Assisti ao debate Hillary vs. Obama no Texas.
As grandes diferenças no estilo e forma de fazer campanha chocaram-me positivamente. O debate era no campus da Universidade Austin, capital do Texas, com uma enorme estrutura montada que incluia uma plateia enorme, pareceu-me nem sequer ser coberto pois notava-se o vento nas folhas do candidatos. A plateia interrompia com aplausos ou com
morras, a única vitima dos
búus foi Clinton por causa de uma afirmação infeliz que agora não me recordo...
O debate em si foi fraquinho. Obama estava com pouca chama no início, provavelmente cansaço visto que a campanha já decorre à meio ano e ainda falta muito para ver a luz no fim do túnel. Clinton começou segura e apelando ao coração da plateia para inverter a imagem fria e calculista que tem dela o eleitorado. Quanto às ideias, Clinton e Obama só discordavam em completo na questão dos seguros de saúde. De resto, parecia ser uma questão de estilo, ou seja, com quem o eleitorado simpatiza mais.

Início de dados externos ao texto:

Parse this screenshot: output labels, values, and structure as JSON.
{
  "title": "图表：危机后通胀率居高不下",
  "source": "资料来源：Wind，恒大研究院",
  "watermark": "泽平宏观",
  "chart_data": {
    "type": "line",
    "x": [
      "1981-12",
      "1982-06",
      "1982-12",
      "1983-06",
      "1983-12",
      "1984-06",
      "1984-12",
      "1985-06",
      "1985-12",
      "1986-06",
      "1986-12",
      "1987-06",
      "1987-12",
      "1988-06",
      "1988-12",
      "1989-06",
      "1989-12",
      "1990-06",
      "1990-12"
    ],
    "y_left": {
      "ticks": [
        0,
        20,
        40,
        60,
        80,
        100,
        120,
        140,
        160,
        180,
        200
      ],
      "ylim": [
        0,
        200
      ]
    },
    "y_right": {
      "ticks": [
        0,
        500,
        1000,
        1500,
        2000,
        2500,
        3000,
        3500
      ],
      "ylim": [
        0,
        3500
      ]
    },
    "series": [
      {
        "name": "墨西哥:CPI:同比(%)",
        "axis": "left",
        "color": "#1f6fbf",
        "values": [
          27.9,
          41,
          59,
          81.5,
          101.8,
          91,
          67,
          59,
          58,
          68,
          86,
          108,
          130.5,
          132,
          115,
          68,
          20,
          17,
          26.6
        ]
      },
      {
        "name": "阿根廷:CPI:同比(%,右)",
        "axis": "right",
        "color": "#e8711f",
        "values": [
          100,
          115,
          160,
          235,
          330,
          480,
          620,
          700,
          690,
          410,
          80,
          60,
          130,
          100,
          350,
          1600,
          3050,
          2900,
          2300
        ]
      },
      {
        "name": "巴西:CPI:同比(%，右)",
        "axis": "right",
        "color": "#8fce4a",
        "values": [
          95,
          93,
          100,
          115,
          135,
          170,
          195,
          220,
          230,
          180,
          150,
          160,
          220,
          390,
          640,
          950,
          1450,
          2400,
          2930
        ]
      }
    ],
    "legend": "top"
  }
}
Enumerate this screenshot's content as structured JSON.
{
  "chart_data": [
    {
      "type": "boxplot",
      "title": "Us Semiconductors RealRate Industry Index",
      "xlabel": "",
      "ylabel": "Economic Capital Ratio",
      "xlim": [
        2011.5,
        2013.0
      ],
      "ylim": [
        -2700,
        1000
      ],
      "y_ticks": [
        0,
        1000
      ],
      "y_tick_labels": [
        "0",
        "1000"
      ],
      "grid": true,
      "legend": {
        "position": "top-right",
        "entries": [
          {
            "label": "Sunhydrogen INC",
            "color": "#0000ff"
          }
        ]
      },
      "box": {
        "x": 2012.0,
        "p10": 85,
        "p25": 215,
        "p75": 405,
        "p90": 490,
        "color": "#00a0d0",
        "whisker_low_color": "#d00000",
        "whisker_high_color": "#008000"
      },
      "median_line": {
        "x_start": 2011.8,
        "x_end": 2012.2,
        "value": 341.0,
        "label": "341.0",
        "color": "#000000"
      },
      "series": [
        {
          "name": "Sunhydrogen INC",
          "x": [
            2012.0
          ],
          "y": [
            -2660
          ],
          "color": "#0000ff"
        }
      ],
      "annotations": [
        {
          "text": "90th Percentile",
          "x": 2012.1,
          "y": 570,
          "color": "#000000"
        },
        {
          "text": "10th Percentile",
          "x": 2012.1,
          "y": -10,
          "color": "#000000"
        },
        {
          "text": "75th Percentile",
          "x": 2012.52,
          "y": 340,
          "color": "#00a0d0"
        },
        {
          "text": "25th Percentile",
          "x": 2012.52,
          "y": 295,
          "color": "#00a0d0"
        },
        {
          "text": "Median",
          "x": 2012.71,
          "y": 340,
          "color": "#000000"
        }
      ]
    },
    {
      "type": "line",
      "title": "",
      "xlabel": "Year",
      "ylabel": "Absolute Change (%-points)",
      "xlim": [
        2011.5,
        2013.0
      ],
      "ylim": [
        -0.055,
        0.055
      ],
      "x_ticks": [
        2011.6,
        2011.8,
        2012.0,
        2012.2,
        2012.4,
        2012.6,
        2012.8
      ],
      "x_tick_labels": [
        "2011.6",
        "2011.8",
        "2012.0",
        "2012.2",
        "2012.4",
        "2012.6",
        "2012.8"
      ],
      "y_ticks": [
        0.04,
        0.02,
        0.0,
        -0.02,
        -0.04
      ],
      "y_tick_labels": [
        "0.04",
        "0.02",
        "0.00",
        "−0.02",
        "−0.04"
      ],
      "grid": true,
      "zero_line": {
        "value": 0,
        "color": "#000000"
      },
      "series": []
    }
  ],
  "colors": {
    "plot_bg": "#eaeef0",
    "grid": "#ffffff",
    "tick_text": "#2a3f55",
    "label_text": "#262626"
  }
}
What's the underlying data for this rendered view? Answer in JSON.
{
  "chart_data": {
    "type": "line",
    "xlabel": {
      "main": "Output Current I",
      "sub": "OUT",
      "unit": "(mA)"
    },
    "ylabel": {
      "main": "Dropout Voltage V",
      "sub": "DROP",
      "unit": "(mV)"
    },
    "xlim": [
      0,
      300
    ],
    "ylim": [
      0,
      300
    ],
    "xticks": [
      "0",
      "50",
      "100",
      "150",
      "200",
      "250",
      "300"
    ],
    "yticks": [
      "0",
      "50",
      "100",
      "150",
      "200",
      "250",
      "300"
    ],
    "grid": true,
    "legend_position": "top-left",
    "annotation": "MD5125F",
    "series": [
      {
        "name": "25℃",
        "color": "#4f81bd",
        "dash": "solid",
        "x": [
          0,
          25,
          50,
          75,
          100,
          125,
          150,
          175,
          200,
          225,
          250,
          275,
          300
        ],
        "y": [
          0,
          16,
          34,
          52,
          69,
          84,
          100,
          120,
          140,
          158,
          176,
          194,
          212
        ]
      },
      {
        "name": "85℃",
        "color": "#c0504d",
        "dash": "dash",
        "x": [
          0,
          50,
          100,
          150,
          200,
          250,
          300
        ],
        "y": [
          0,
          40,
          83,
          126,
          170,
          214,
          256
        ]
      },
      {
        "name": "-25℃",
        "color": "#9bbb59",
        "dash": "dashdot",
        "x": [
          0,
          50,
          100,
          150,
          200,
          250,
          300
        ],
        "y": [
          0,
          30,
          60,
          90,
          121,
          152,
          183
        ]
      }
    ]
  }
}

Obama tem um trunfo em relação a Clinton na questão da guerra do Iraque: ela apoiou a invasão e ele não. E soube utilizar esse trunfo de forma eficaz.
O debate acabou com um tipo de pergunta que só se faz nos USA, "que situação da vossa vidas vos colocou mais à prova?". Começou por responder Obama falou das suas origens e de como a mãe dele, estando sozinha, o educou com a ajuda dos avós e dos seus tempos como advogado em que recusou cargos bem pagos na Wall Street para ser procurador público. Hillary fez com que a plateia a aplaudisse de pé dizendo que era uma abençoada e que nenhum dos seus obstáculos na vida se comparava aos que ela via todos os dias na vida de muitos americanos, rematando dizendo que candidatava à presidência para que todos pudessem ser tão abençoados como ela.
Só por esta declaração final o debate valeu a pena. Uma Hillary desesperada por uma vitória que, na minha humilde opinião, mostrou mais que Obama.